In this age, God wants nations. They provide another means of slowing the advancement of sin in the world.  A nation can be among those which God blesses.

4 comments:

Farmer Brown said...

Regarding trade, you are conflating free trade with other issues. Free trade is mutually beneficial to all parties. The easiest way to understand this is bananas and oil. Would Costa Rican's rather buy oil Costa Rica or Saudi Arabia? Would Saudi Arabian's rather buy bananas from Costa Rica or Saudi Arabia?

It cost SA 50x what it costs CR to grow bananas, and the reverse for oil. It is a benefit to the people of CR to sell their bananas to SA, and to buy SA's oil, just as it is a benefit to the people of SA to buy the CR bananas and sell them oil.

That is free trade. Both participants benefit; the whole is greater than the sum of the parts. You are saying free trade in your examples, but really discussing crony capitalism and a planned economy. This is the government stepping in to direct economic activity, and using that power to benefit it's friends.
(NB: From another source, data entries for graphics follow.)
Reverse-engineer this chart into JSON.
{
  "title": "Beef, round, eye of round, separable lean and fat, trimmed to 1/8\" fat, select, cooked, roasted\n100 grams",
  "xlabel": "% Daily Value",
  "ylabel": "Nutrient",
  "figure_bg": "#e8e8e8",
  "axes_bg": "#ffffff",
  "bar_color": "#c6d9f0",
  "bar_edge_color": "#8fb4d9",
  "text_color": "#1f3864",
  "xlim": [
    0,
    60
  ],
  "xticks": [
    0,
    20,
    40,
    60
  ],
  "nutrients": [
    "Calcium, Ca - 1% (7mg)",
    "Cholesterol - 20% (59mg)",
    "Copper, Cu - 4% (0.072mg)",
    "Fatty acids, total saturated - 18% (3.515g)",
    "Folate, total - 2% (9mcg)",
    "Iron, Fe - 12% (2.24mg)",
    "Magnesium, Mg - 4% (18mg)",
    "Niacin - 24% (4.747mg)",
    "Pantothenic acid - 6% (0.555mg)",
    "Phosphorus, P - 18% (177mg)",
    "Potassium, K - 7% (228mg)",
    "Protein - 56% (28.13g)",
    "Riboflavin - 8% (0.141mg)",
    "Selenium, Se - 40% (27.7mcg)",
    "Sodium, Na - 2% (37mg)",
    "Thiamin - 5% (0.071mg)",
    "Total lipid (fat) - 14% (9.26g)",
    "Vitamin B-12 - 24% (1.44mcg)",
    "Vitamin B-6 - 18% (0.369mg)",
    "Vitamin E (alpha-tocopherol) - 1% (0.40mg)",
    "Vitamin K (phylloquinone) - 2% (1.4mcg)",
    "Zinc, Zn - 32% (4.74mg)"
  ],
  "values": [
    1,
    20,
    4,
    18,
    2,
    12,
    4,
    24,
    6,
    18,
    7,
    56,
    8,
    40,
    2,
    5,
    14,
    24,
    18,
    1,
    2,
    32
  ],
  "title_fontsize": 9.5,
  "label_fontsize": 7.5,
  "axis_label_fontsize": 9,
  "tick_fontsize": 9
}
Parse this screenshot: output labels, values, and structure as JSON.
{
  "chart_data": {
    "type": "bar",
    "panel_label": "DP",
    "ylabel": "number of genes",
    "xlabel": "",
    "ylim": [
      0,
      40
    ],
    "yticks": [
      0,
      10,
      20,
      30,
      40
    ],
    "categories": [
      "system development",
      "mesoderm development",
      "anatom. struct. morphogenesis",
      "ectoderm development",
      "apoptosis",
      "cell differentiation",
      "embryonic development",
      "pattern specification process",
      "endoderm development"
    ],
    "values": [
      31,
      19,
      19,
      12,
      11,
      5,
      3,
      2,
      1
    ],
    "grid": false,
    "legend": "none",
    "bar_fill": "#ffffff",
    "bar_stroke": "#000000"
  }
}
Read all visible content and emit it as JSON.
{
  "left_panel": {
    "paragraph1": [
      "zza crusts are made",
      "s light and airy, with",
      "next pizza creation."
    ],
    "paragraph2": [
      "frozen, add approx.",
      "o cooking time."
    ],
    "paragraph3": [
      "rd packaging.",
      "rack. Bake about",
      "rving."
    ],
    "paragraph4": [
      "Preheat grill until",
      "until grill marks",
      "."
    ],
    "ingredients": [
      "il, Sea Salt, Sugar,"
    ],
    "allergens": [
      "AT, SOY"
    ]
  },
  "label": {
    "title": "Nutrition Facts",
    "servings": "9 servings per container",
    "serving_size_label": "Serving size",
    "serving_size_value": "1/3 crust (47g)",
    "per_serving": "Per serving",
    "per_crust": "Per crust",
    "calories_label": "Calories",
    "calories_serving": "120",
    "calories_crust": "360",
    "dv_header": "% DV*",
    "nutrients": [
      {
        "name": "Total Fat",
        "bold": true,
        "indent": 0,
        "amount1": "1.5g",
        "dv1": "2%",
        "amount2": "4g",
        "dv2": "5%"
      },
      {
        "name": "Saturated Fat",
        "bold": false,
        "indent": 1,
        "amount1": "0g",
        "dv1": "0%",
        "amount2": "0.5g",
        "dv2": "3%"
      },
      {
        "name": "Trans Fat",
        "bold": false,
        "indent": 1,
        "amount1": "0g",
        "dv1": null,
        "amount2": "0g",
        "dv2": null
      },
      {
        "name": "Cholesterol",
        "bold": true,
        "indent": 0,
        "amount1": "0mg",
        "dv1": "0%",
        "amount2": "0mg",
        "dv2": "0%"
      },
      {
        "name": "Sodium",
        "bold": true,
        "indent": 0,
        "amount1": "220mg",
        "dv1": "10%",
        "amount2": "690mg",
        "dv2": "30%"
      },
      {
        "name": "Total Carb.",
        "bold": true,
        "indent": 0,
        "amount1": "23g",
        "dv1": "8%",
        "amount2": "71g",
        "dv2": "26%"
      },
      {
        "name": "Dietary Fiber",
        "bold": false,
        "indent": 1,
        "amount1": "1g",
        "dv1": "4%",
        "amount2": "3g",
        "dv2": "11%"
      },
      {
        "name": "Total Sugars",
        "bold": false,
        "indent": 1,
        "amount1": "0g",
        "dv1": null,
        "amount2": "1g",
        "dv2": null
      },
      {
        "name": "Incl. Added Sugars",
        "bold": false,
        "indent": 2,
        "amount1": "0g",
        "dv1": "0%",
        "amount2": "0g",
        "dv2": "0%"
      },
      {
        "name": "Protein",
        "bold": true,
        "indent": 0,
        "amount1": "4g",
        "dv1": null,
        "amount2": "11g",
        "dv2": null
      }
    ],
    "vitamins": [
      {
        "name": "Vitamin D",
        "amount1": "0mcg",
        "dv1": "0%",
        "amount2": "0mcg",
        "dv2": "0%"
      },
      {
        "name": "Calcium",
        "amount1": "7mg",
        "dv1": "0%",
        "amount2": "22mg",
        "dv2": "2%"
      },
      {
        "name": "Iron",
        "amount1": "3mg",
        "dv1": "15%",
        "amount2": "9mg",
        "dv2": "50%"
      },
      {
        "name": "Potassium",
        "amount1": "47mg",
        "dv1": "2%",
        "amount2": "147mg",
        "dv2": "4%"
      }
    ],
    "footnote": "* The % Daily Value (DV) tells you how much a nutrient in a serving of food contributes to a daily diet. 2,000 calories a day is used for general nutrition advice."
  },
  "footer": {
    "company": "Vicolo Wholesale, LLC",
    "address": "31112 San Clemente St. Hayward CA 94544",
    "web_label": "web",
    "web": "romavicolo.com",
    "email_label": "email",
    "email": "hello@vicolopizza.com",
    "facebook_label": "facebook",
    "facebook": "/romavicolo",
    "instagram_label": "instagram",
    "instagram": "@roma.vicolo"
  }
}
This planned economy permeates every bit of economic activity in America. I am told who I can hire, what I can ask them in an interview, how much I have to pay them, how and if I can fire them, and all that direction is expensive, both literally and figuratively.

Literally as my tax dollars fund petite bureaucrats who have never worked in a competitive environment but whose job it is to tell me how to run my business. Figuratively as these things are sand in the engine of the economy and discourage economic activity, job creation and growth.

This is the reason labor participation is low in the US. We are becoming like Europe where it is so onerous to deal with employees, from a bureaucratic and litigious point of view, that it makes more sense to hire in friendlier environments.

Kent Brandenburg said...

Farmer Brown,

I basically agree with you, but I'm using free trade, I believe, like many free traders seem to use it. I have read the Wealth of Nations and the Conservative Mind and other books as such, but free trade seems to be TPP and NAFTA.

Thanks.

Kent Brandenburg said...

Hello Everyone,

Thomas Ross, who posts here on Friday, and he wouldn't be posting here if we weren't very close. We're close enough that we will argue, sometimes in what might seem like a harsh way, even though we were and are still very close. That hasn't changed. That might be hard for some people to understand. We trust each other.

He emailed me about this post, and doesn't agree with a chunk of it. Related also to the Farmer Brown comment, I believe in free trade, but it isn't always used in that way.

To provide some balance to what I've written here, and because I don't want to take the time to go too much further right now on this, here are a couple of posts, emailed to me by Thomas:

http://thefederalist.com/2015/06/09/top-nine-myths-about-trade-promotion-authority-and-the-trans-pacific-partnership/

http://www.nationalreview.com/article/435009/donald-trump-nafta-free-trade-wrong

I've generally been supportive of free trade. However, I think there is more here than meets the eye. I'll write sometime on this subject, when I can take the time. That will take longer than this post.

By the way, I read National Review. Have for years. I also read The Federalist. Both. I read at their websites about every day.

Kent Brandenburg said...

Hi again,

I'm still not going to take the time to write my own post, but one could also consider the following:

http://www.constitutionparty.com/free-trade-undermining-defense-sovereignty-and-the-american-job-market/

http://www.theamericanconservative.com/articles/why-fast-track-isnt-free-trade/

https://www.creators.com/read/pat-buchanan/05/16/whos-the-conservative-heretic

http://www.conservativehq.com/article/20417-tpp-trade-deal-and-world-government-%E2%80%93-our-perspective

I'm not saying I believe everything in these articles.